After a few conversations about what a data engineer is these days, I’ve found that there isn’t a shared understanding of the role. I also noticed the majority of the data engineers I spoke to were experienced software engineers.
Based on this, I decided to create a blog post series that consists of interviews with our data engineers. I believe this will help to demystify data engineering, and it might encourage more software engineers to become one.
This week the interview is with Austin Poulton.
What is data engineering for you and how does it overlap with software engineering?
They are really the same fundamental discipline in my view. The principles of functional decomposition, repeatability, testing, observability and monitoring, apply to both software and data engineering. Data engineering is a specialisation where practitioners are often fluent in large data processing technologies, patterns and architectures over and above good software engineering practices. Data engineering is maturing to embody well established software engineering practises. It’s not merely about wrangling data for ad-hoc analysis.
How did you get involved in data engineering?
In the early days of my career I worked on pricing and provisioning analysis for telco networks. We relied on lots of training data and simulating synthetic data. The need to have reproducible transformation pipelines even in analytical settings was essential. Later, my experience of trade processing for a risk engine at an investment bank honed concepts of stream processing, eventual consistency, denormalised representations, data provenance (lineage) and so on.
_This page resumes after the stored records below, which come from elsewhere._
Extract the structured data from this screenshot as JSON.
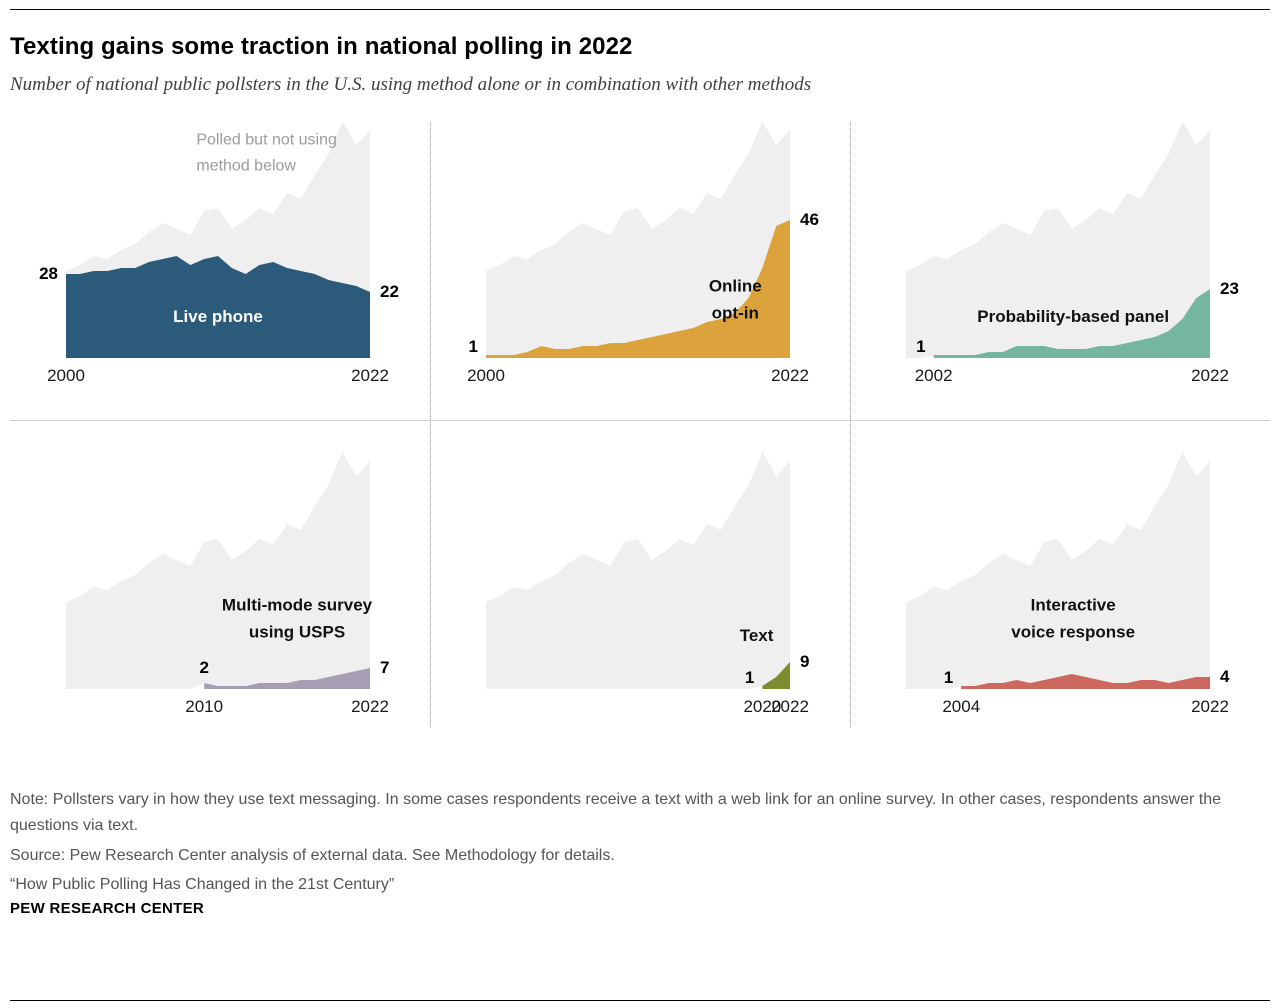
{
  "header": {
    "title": "Texting gains some traction in national polling in 2022",
    "subtitle": "Number of national public pollsters in the U.S. using method alone or in combination with other methods"
  },
  "chart_data": {
    "type": "area",
    "layout": "small-multiples-2x3",
    "x_domain": [
      2000,
      2022
    ],
    "ymax": 80,
    "years": [
      2000,
      2001,
      2002,
      2003,
      2004,
      2005,
      2006,
      2007,
      2008,
      2009,
      2010,
      2011,
      2012,
      2013,
      2014,
      2015,
      2016,
      2017,
      2018,
      2019,
      2020,
      2021,
      2022
    ],
    "background": {
      "name": "Polled but not using method below",
      "color": "#efefef",
      "values": [
        29,
        31,
        34,
        33,
        36,
        38,
        42,
        45,
        43,
        41,
        49,
        50,
        43,
        46,
        50,
        48,
        55,
        53,
        61,
        68,
        79,
        71,
        76
      ]
    },
    "series": {
      "live_phone": [
        28,
        28,
        29,
        29,
        30,
        30,
        32,
        33,
        34,
        31,
        33,
        34,
        30,
        28,
        31,
        32,
        30,
        29,
        28,
        26,
        25,
        24,
        22
      ],
      "online_opt_in": [
        1,
        1,
        1,
        2,
        4,
        3,
        3,
        4,
        4,
        5,
        5,
        6,
        7,
        8,
        9,
        10,
        12,
        13,
        15,
        20,
        30,
        44,
        46
      ],
      "probability_panel": [
        null,
        null,
        1,
        1,
        1,
        1,
        2,
        2,
        4,
        4,
        4,
        3,
        3,
        3,
        4,
        4,
        5,
        6,
        7,
        9,
        13,
        20,
        23
      ],
      "usps": [
        null,
        null,
        null,
        null,
        null,
        null,
        null,
        null,
        null,
        null,
        2,
        1,
        1,
        1,
        2,
        2,
        2,
        3,
        3,
        4,
        5,
        6,
        7
      ],
      "text": [
        null,
        null,
        null,
        null,
        null,
        null,
        null,
        null,
        null,
        null,
        null,
        null,
        null,
        null,
        null,
        null,
        null,
        null,
        null,
        null,
        1,
        4,
        9
      ],
      "ivr": [
        null,
        null,
        null,
        null,
        1,
        1,
        2,
        2,
        3,
        2,
        3,
        4,
        5,
        4,
        3,
        2,
        2,
        3,
        3,
        2,
        3,
        4,
        4
      ]
    },
    "panels": [
      {
        "key": "live_phone",
        "name_lines": [
          "Live phone"
        ],
        "name_color": "#ffffff",
        "name_pos": {
          "x": 50,
          "y": 83
        },
        "color": "#2b5a7b",
        "start_year": 2000,
        "start_value": 28,
        "end_value": 22,
        "axis_start": "2000",
        "axis_start_year": 2000,
        "axis_end": "2022",
        "start_placement": "left",
        "annotation_lines": [
          "Polled but not using",
          "method below"
        ],
        "annotation_pos": {
          "x": 66,
          "y": 15
        }
      },
      {
        "key": "online_opt_in",
        "name_lines": [
          "Online",
          "opt-in"
        ],
        "name_color": "#111111",
        "name_pos": {
          "x": 82,
          "y": 76
        },
        "color": "#dca23c",
        "start_year": 2000,
        "start_value": 1,
        "end_value": 46,
        "axis_start": "2000",
        "axis_start_year": 2000,
        "axis_end": "2022",
        "start_placement": "left"
      },
      {
        "key": "probability_panel",
        "name_lines": [
          "Probability-based panel"
        ],
        "name_color": "#111111",
        "name_pos": {
          "x": 55,
          "y": 83
        },
        "color": "#74b6a0",
        "start_year": 2002,
        "start_value": 1,
        "end_value": 23,
        "axis_start": "2002",
        "axis_start_year": 2002,
        "axis_end": "2022",
        "start_placement": "left"
      },
      {
        "key": "usps",
        "name_lines": [
          "Multi-mode survey",
          "using USPS"
        ],
        "name_color": "#111111",
        "name_pos": {
          "x": 76,
          "y": 71
        },
        "color": "#a69fb4",
        "start_year": 2010,
        "start_value": 2,
        "end_value": 7,
        "axis_start": "2010",
        "axis_start_year": 2010,
        "axis_end": "2022",
        "start_placement": "above"
      },
      {
        "key": "text",
        "name_lines": [
          "Text"
        ],
        "name_color": "#111111",
        "name_pos": {
          "x": 89,
          "y": 78
        },
        "color": "#7e8b2f",
        "start_year": 2020,
        "start_value": 1,
        "end_value": 9,
        "axis_start": "2020",
        "axis_start_year": 2020,
        "axis_end": "2022",
        "start_placement": "left"
      },
      {
        "key": "ivr",
        "name_lines": [
          "Interactive",
          "voice response"
        ],
        "name_color": "#111111",
        "name_pos": {
          "x": 55,
          "y": 71
        },
        "color": "#cd685e",
        "start_year": 2004,
        "start_value": 1,
        "end_value": 4,
        "axis_start": "2004",
        "axis_start_year": 2004,
        "axis_end": "2022",
        "start_placement": "left"
      }
    ]
  },
  "footer": {
    "note": "Note: Pollsters vary in how they use text messaging. In some cases respondents receive a text with a web link for an online survey. In other cases, respondents answer the questions via text.",
    "source": "Source: Pew Research Center analysis of external data. See Methodology for details.",
    "citation": "“How Public Polling Has Changed in the 21st Century”",
    "brand": "PEW RESEARCH CENTER"
  }
}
I’ve always been deeply interested in how data is structured and modelled for analytical and decision-making applications.
What are the skills a data engineer must have that a software engineer usually doesn’t have?
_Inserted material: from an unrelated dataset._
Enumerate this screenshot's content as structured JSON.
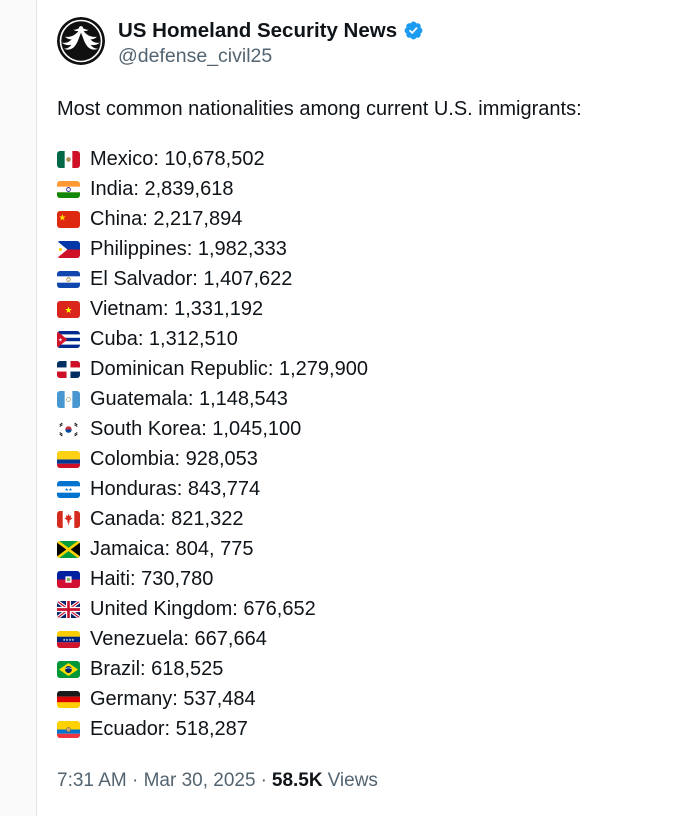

Data engineers need to be more deeply aware of how data should be organised for analytical and transformation workloads. Understanding how large datasets should be partitioned so that compute clusters can accurately and efficiently transform the data is critical.
SQL fluency is essential, it is the lingua franca not only of relational databases but big-data technologies too.
Data quality is a massive concern for data-driven products. Understanding and working with tools that identify data issues, not only at the individual level but also for distributions over time is really valuable.
What data trends are you keeping an eye on?
The data science and engineering space is evolving continuously. That said, there are mature approaches emerging from the fermet. Data mesh architecture aligns well with building data products and domain driven design/organisation as opposed to an analytics lake or platform. ML Ops tooling and patterns are crystallising such that models have a ready and repeatable path to production and not consigned to static analysis in notebooks.
On the AI front, lots of interesting things are happening with natural language processing, such as the advent of GPT3. We are generating so much data that there is a world of opportunity in using AI tooling for structuring, tagging and linking semi and unstructured data.
Do you have any recommendations for software engineers who want to be data engineers?
Transition is easier than you think and it’s a really interesting specialisation! If you haven’t, I suggest that you read Martin Kleppmann’s Designing Data Intensive Applications, as it distills many of the problems and approaches you will likely encounter in your data engineering journey.